Findings in asymptomatic HIV-infected patients undergoing chest computed tomography testing: implications for lung cancer screening.

AIDS 2014 Apr;28(7):1007-14

aThe Icahn School of Medicine at Mount Sinai, New York, New York bUniversity of Washington School of Medicine, Seattle, Washington cJames J. Peters VA Medical Center, Bronx, New York dVA Connecticut Healthcare System, West Haven, Connecticut eYale University School of Medicine, New Haven, Connecticut fMichael E. DeBakey VA Medical Center and Baylor College of Medicine, Houston, Texas gAtlanta VA Medical Center and Emory University School of Medicine, Atlanta, Georgia hVA Greater Los Angeles Healthcare System and Geffen School of Medicine at UCLA, Los Angeles, California, USA.

Background: HIV-infected persons have a two-fold to five-fold increased unadjusted risk of lung cancer. In the National Lung Screening Trial (NLST), computed tomography (CT) screening was associated with a reduction in lung cancer mortality among high-risk smokers.
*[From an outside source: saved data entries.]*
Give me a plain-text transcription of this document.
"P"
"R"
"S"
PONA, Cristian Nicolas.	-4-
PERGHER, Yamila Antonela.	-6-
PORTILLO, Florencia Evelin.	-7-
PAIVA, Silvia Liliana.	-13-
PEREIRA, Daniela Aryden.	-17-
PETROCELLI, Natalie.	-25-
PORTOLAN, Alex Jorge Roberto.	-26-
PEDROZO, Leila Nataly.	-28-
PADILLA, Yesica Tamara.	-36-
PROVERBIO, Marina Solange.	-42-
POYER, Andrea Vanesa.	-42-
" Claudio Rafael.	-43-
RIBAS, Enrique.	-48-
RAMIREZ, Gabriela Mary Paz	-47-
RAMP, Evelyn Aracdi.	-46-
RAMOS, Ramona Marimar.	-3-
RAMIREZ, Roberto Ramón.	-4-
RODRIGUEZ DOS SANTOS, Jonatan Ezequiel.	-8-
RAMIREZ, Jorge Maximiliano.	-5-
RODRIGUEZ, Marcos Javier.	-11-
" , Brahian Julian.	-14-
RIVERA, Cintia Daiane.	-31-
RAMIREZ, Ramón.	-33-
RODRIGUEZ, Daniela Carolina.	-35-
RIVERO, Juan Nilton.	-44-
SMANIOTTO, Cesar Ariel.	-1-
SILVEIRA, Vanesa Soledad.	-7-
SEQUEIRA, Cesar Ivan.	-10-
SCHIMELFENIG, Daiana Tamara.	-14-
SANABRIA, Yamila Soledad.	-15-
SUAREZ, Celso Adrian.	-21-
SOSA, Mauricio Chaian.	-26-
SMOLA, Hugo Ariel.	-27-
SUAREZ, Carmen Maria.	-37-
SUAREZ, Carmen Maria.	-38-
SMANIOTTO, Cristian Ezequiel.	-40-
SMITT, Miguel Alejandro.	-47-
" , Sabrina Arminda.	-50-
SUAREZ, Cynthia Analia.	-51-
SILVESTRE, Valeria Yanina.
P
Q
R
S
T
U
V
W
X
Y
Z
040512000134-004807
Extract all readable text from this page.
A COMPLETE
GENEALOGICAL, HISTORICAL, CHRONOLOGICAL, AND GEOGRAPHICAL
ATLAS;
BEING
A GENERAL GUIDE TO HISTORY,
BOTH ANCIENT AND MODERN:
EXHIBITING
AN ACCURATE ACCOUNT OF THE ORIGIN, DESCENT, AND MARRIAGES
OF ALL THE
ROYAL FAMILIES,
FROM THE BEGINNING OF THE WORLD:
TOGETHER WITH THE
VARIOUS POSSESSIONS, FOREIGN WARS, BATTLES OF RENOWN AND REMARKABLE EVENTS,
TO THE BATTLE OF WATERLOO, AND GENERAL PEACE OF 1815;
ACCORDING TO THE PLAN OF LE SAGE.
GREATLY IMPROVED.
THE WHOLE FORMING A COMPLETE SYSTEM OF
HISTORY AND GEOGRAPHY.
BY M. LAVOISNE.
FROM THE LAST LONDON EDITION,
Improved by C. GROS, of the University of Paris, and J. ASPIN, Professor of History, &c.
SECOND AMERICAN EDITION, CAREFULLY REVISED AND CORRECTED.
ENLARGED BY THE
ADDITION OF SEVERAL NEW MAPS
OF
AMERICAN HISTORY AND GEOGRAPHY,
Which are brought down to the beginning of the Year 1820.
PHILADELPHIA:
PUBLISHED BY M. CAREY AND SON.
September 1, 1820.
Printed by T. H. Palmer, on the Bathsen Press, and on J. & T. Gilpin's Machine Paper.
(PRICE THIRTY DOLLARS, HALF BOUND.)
These results may not generalize to HIV-infected persons, particularly if they are more likely to have false-positive chest CT findings.

Methods: We utilized data including standardized chest CT scans from 160 HIV infected and 139 uninfected Veterans enrolled between 2009 and 2012 in the multicenter Examinations of HIV Associated Lung Emphysema (EXHALE) Study. Abnormal CT findings were abstracted from clinical interpretations of the scans and classified as positive by NLST criteria vs. other findings. Clinical evaluations and diagnoses that ensued were abstracted from the medical record.

Results: There was no significant difference by HIV in the proportion of CT scans classified as positive by NLST criteria (29% of HIV infected and 24% of HIV uninfected, P=0.3). However, HIV-infected participants with CD4 cell counts less than 200 cells/μl had significantly higher odds of positive scans, a finding that persisted in multivariable analysis. Evaluations triggered by abnormal CT scans were also similar in HIV-infected and uninfected participants (all P>0.05).

Conclusion: HIV status was not associated with an increased risk of abnormal findings on CT or increased rates of follow-up testing in clinically stable outpatients with CD4 cell count more than 200. These data reflect favorably on the balance of benefits and harms associated with lung cancer screening for HIV-infected smokers with less severe immunodeficiency.